Internships and Apprenticeships: Develop or grow internship and apprenticeship programs that give students practical experience in textile manufacturers. With assurances of job placements or chances for career growth for graduates, these programs ought to be designed to entice companies.
Curriculum reform: To meet the present and future demands of the textile industry, work with industry experts to update vocational and technical education curricula by incorporating digital technologies (such as CAD and 3D printing), advanced manufacturing techniques, and sustainable practices (such as eco-friendly dyeing and waste reduction).
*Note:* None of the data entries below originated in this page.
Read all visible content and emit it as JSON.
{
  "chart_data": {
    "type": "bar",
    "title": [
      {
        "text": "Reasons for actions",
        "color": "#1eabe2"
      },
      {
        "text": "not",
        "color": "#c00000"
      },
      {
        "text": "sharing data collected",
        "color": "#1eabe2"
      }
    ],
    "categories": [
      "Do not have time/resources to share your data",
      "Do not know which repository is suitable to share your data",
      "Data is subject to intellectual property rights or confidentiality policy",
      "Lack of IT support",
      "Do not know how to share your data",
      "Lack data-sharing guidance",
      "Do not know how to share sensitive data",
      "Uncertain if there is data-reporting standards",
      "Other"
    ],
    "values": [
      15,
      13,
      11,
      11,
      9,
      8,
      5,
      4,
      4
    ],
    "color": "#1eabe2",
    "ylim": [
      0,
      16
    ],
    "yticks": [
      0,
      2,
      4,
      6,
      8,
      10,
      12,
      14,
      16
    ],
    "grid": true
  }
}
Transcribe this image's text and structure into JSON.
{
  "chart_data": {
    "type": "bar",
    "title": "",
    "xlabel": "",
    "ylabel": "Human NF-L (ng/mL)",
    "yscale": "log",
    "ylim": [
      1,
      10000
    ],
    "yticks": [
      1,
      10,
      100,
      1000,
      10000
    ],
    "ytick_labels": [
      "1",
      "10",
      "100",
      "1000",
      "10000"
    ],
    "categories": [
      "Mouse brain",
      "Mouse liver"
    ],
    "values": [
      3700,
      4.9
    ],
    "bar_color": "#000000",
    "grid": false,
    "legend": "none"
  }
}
Enhance Soft Skills and Leadership Development: Investing in soft skills such as problem-solving, teamwork, and leadership is essential for creating a well-rounded staff that can manage and innovate in a sector that is changing quickly, in addition to technical expertise.
Acknowledgements
Primarily, the authors would like to thank the Almighty, the great and sovereign, for providing them with strength and direction during the course. This work would never have been completed without the help of him. Additionally, we would like to express our profound gratitude to my distinguished mentors. Their untouched support, knowledge, and valuable time were crucial in finishing this article. We are immensely thankful for their guidance and support, which have been an inspiration for us along this path.
Conflicts of Interest
The authors declare that there are no conflicts of interest regarding the publication of this research.